If the special zombies weren’t enough, to make you feel out of your comfort zone, the weapons you have access to are minimal and don’t even deal the greatest of damage. You have basic SMGs and shotguns, but in addition there are special weapons that you need to find. These weapons are rare so if you find them, you’ll need to wait for the right moment to use them. I do wish that there was more diversity with the weapon choice. I don’t mind that they’re weak, but it would have been fun to at least have a better variety of weapons to choose from. It just seemed like my friends and I were trying to race for the rocket launcher. Why not unlock a fun mode where once we have completed the campaign, we can replay it with everyone starting off with rocket launchers etc?

Like other traditional shooters, WWZ also has a class system for your characters. There are six classes to choose from. Depending on which class you belong to, you’ll be more of an expert in healing, explosives, gun damage or even as a medic. None of the classes are unique to WWZ; you will have seen them all before in other shooters. The longer you play as a class, the more abilities you will unlock. Unfortunately, you can really choose any class since the differences are so minimal that the class-based system may as well be removed. The only exception to this is the fact that each class has a special weapon that can often act as a difference maker during a battle. If you play the game on an easier difficulty, these specialist weapons aren’t needed, but they become very useful on a challenging difficulty.

Visually, WWZ certainly beats some of its competitors. I’d much rather enjoy a zombies game based in famous cities like Tokyo and New York. The developers have done a great job in depicting a post-apocalyptic world through cities that we’re all familiar with. Even when zombies are rushing down a street and falling from the tops of skyscrapers simultaneously, my PS4 Pro was able to cope with the action. This just wouldn’t have been possible with older-generation consoles. In many ways, WWZ is a fantastic advert for what current-gen consoles can do.

The game is so specific to a four-player experience that it will even replace missing players with bots. If you’re missing a human player half way through a mission, a bot takes his/her place. This is perhaps where the game’s cracks begin to appear. Unfortunately, the friendly AI is not up to scratch. I don’t expect the bots to be as effective as humans, however they don’t even stick to the team. They run off on their own and quite often, get stuck. Fortunately, I spent 95% of my time playing with three other humans, so I didn’t experience the full extent of the useless friendly bots. I’d rather have a lacklustre friendly bot than awful enemy AI. Fortunately, the enemy AI is spot on.

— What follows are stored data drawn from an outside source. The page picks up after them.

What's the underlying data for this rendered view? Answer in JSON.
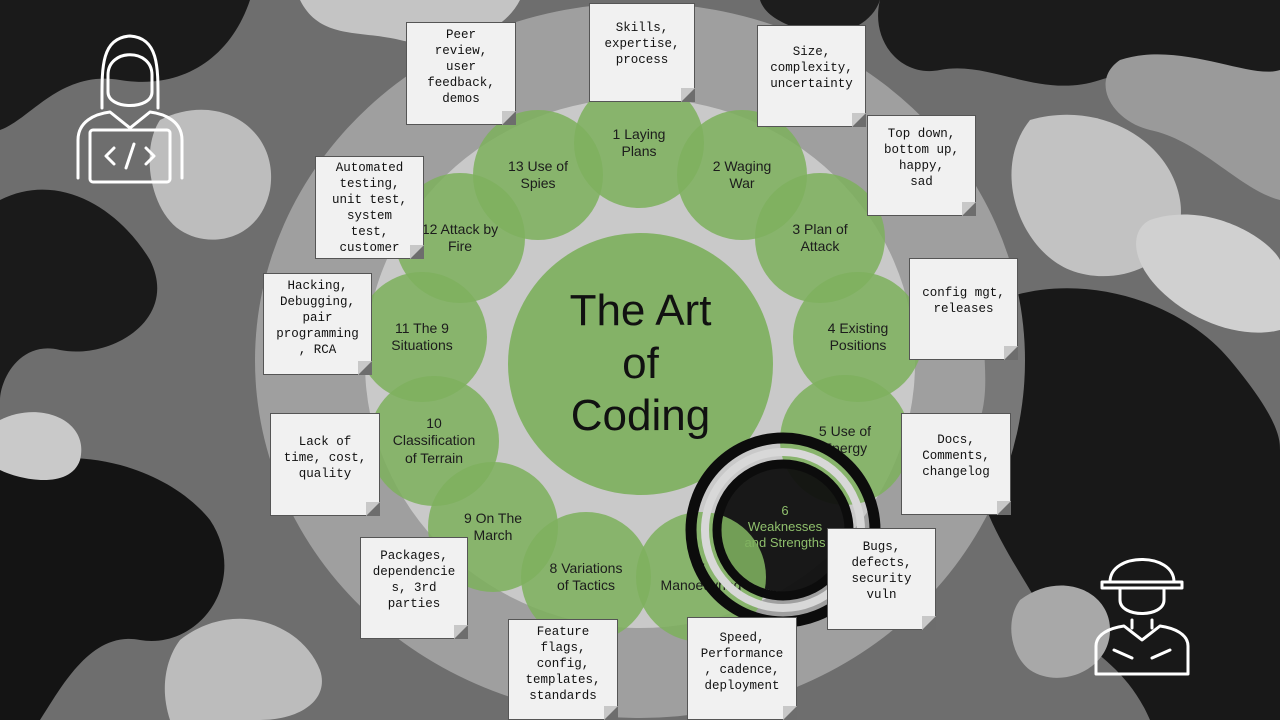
{
  "title": "The Art\nof\nCoding",
  "chapters": [
    {
      "id": "laying-plans",
      "label": "1 Laying\nPlans"
    },
    {
      "id": "waging-war",
      "label": "2 Waging\nWar"
    },
    {
      "id": "plan-of-attack",
      "label": "3 Plan of\nAttack"
    },
    {
      "id": "existing-positions",
      "label": "4 Existing\nPositions"
    },
    {
      "id": "use-of-energy",
      "label": "5 Use of\nEnergy"
    },
    {
      "id": "weaknesses",
      "label": "6\nWeaknesses\nand Strengths"
    },
    {
      "id": "manoeuvring",
      "label": "7\nManoeuvring"
    },
    {
      "id": "variations",
      "label": "8 Variations\nof Tactics"
    },
    {
      "id": "on-the-march",
      "label": "9 On The\nMarch"
    },
    {
      "id": "terrain",
      "label": "10\nClassification\nof Terrain"
    },
    {
      "id": "nine-situations",
      "label": "11 The 9\nSituations"
    },
    {
      "id": "attack-by-fire",
      "label": "12 Attack by\nFire"
    },
    {
      "id": "use-of-spies",
      "label": "13 Use of\nSpies"
    }
  ],
  "notes": [
    {
      "id": "skills",
      "text": "Skills,\nexpertise,\nprocess"
    },
    {
      "id": "size",
      "text": "Size,\ncomplexity,\nuncertainty"
    },
    {
      "id": "topdown",
      "text": "Top down,\nbottom up,\nhappy,\nsad"
    },
    {
      "id": "config",
      "text": "config mgt,\nreleases"
    },
    {
      "id": "docs",
      "text": "Docs,\nComments,\nchangelog"
    },
    {
      "id": "bugs",
      "text": "Bugs,\ndefects,\nsecurity\nvuln"
    },
    {
      "id": "speed",
      "text": "Speed,\nPerformance\n, cadence,\ndeployment"
    },
    {
      "id": "feature",
      "text": "Feature\nflags,\nconfig,\ntemplates,\nstandards"
    },
    {
      "id": "packages",
      "text": "Packages,\ndependencie\ns, 3rd\nparties"
    },
    {
      "id": "lack",
      "text": "Lack of\ntime, cost,\nquality"
    },
    {
      "id": "hacking",
      "text": "Hacking,\nDebugging,\npair\nprogramming\n, RCA"
    },
    {
      "id": "automated",
      "text": "Automated\ntesting,\nunit test,\nsystem\ntest,\ncustomer"
    },
    {
      "id": "peer",
      "text": "Peer\nreview,\nuser\nfeedback,\ndemos"
    }
  ],
  "icons": [
    "developer-laptop-icon",
    "soldier-icon"
  ]
}
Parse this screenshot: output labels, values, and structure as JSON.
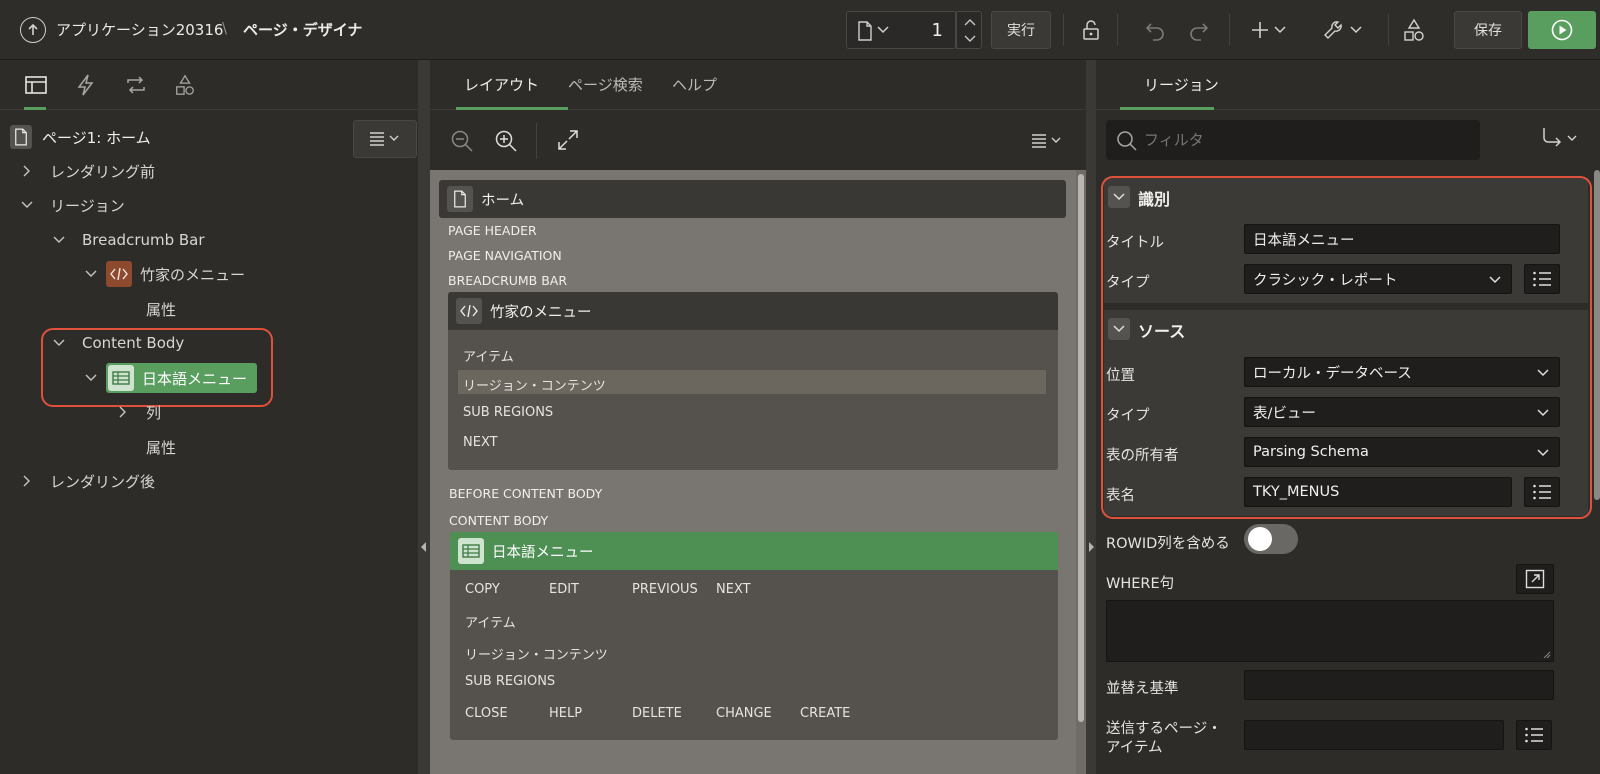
{
  "topbar": {
    "app_title": "アプリケーション20316",
    "separator": "\\",
    "page_designer": "ページ・デザイナ",
    "page_number": "1",
    "run_label": "実行",
    "save_label": "保存"
  },
  "left": {
    "page_title": "ページ1: ホーム",
    "tree": {
      "before_rendering": "レンダリング前",
      "regions": "リージョン",
      "breadcrumb_bar": "Breadcrumb Bar",
      "takeya_menu": "竹家のメニュー",
      "attributes1": "属性",
      "content_body": "Content Body",
      "japanese_menu": "日本語メニュー",
      "columns": "列",
      "attributes2": "属性",
      "after_rendering": "レンダリング後"
    }
  },
  "center": {
    "tabs": [
      "レイアウト",
      "ページ検索",
      "ヘルプ"
    ],
    "page_home": "ホーム",
    "page_header": "PAGE HEADER",
    "page_navigation": "PAGE NAVIGATION",
    "breadcrumb_bar": "BREADCRUMB BAR",
    "takeya_region": {
      "title": "竹家のメニュー",
      "items": "アイテム",
      "region_content": "リージョン・コンテンツ",
      "sub_regions": "SUB REGIONS",
      "next": "NEXT"
    },
    "before_content_body": "BEFORE CONTENT BODY",
    "content_body": "CONTENT BODY",
    "jp_region": {
      "title": "日本語メニュー",
      "copy": "COPY",
      "edit": "EDIT",
      "previous": "PREVIOUS",
      "next": "NEXT",
      "items": "アイテム",
      "region_content": "リージョン・コンテンツ",
      "sub_regions": "SUB REGIONS",
      "close": "CLOSE",
      "help": "HELP",
      "delete": "DELETE",
      "change": "CHANGE",
      "create": "CREATE"
    }
  },
  "right": {
    "tab": "リージョン",
    "filter_placeholder": "フィルタ",
    "identification": {
      "heading": "識別",
      "title_label": "タイトル",
      "title_value": "日本語メニュー",
      "type_label": "タイプ",
      "type_value": "クラシック・レポート"
    },
    "source": {
      "heading": "ソース",
      "location_label": "位置",
      "location_value": "ローカル・データベース",
      "type_label": "タイプ",
      "type_value": "表/ビュー",
      "owner_label": "表の所有者",
      "owner_value": "Parsing Schema",
      "table_label": "表名",
      "table_value": "TKY_MENUS"
    },
    "rowid_label": "ROWID列を含める",
    "rowid_on": false,
    "where_label": "WHERE句",
    "order_label": "並替え基準",
    "submit_label_line1": "送信するページ・",
    "submit_label_line2": "アイテム"
  },
  "colors": {
    "accent_green": "#5a9e5f",
    "highlight_red": "#e0513c"
  }
}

Despite the main attraction being PvE, there is a PvP mode in WWZ too. Here, you can play king of the hill, deathmatch and an objective-based mode where you need to gather vaccines. The hit detection seemed on point and the maps work well even in a PvP setting. However, WWZ will not be going eSports anytime soon. It does feel that PvP is an afterthought and whilst the mode is fun with friends for a short while, you won’t see yourself playing it for too long. The only unique selling point is that there are rarely any stalemates, since even in the PvP modes, zombies sometimes rush through to centralise the action. They help flush out campers, which is a stroke of genius.

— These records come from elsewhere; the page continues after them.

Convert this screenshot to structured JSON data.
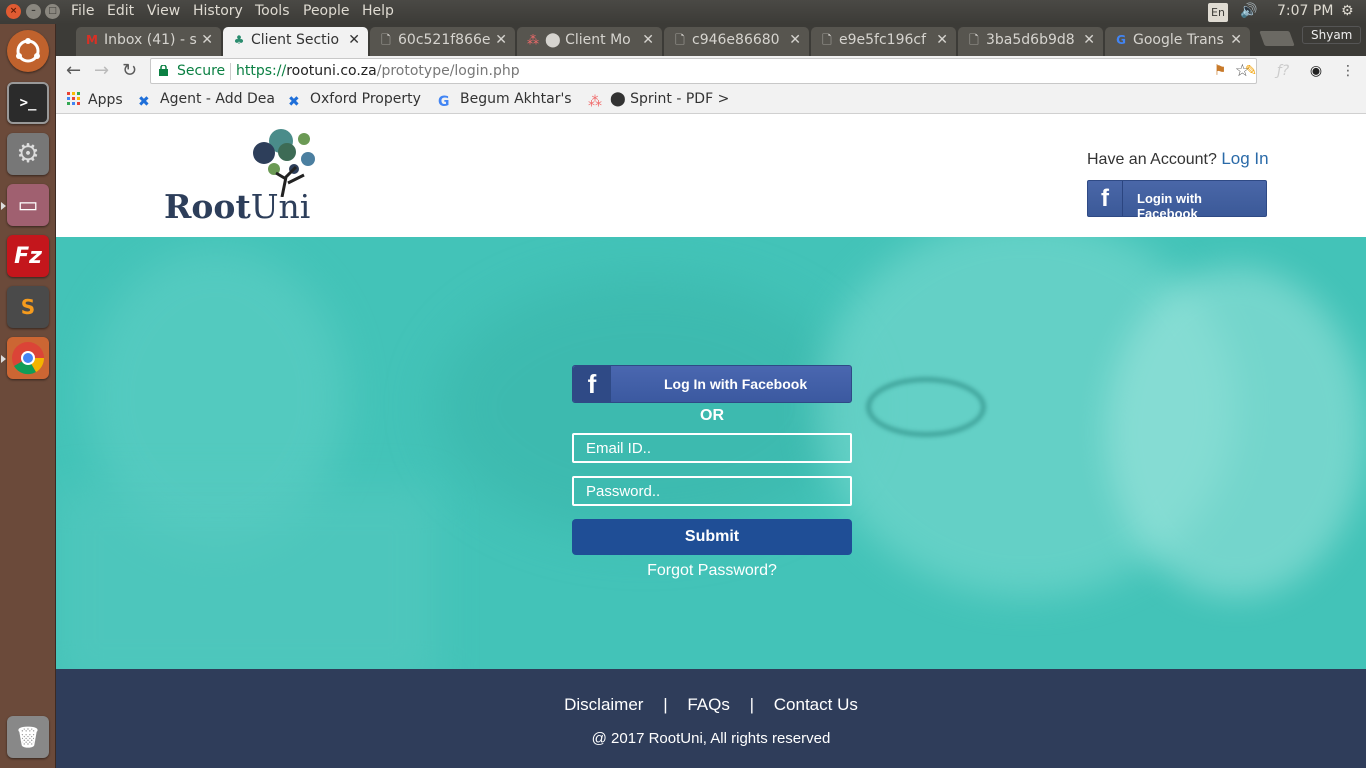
{
  "os": {
    "menus": [
      "File",
      "Edit",
      "View",
      "History",
      "Tools",
      "People",
      "Help"
    ],
    "language": "En",
    "clock": "7:07 PM"
  },
  "browser": {
    "profile": "Shyam",
    "tabs": [
      {
        "label": "Inbox (41) - s",
        "icon": "gmail-icon",
        "active": false
      },
      {
        "label": "Client Sectio",
        "icon": "asana-icon",
        "active": true
      },
      {
        "label": "60c521f866e",
        "icon": "document-icon",
        "active": false
      },
      {
        "label": "⬤ Client Mo",
        "icon": "asana-icon",
        "active": false
      },
      {
        "label": "c946e86680",
        "icon": "document-icon",
        "active": false
      },
      {
        "label": "e9e5fc196cf",
        "icon": "document-icon",
        "active": false
      },
      {
        "label": "3ba5d6b9d8",
        "icon": "document-icon",
        "active": false
      },
      {
        "label": "Google Trans",
        "icon": "google-translate-icon",
        "active": false
      }
    ],
    "secure_label": "Secure",
    "url_scheme": "https://",
    "url_host": "rootuni.co.za",
    "url_path": "/prototype/login.php",
    "bookmarks": [
      {
        "label": "Apps",
        "icon": "apps-grid-icon"
      },
      {
        "label": "Agent - Add Dea",
        "icon": "x-logo-icon"
      },
      {
        "label": "Oxford Property",
        "icon": "x-logo-icon"
      },
      {
        "label": "Begum Akhtar's",
        "icon": "google-icon"
      },
      {
        "label": "⬤ Sprint - PDF >",
        "icon": "asana-icon"
      }
    ]
  },
  "site": {
    "logo_root": "Root",
    "logo_uni": "Uni",
    "have_account": "Have an Account?",
    "log_in_link": "Log In",
    "header_fb_button": "Login with Facebook",
    "fb_glyph": "f",
    "main_fb_button": "Log In with Facebook",
    "or_label": "OR",
    "email_placeholder": "Email ID..",
    "password_placeholder": "Password..",
    "submit_label": "Submit",
    "forgot_password": "Forgot Password?",
    "footer": {
      "links": [
        "Disclaimer",
        "FAQs",
        "Contact Us"
      ],
      "separator": "|",
      "copyright": "@ 2017 RootUni, All rights reserved"
    }
  },
  "colors": {
    "hero_teal": "#43c3b8",
    "footer_navy": "#2f3d5a",
    "facebook_blue": "#3b5998",
    "submit_blue": "#1f4e96",
    "link_blue": "#2a6aa8"
  }
}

World War Z was a very enjoyable experience. It provides a blend of what’s great about Left 4 Dead, Killing Floor and CoD’s zombies mode. I particularly appreciate that the developers focused on the co-op element of the game, since there aren’t enough games that provide a great co-op experience. If it weren’t for the fact that the game only has a six hour PvE campaign and a basic PvP mode, I could see myself playing it for a lot longer. As things stand, unless there are any plans for additional (and free) DLC, I cannot find any reasons to go back to it.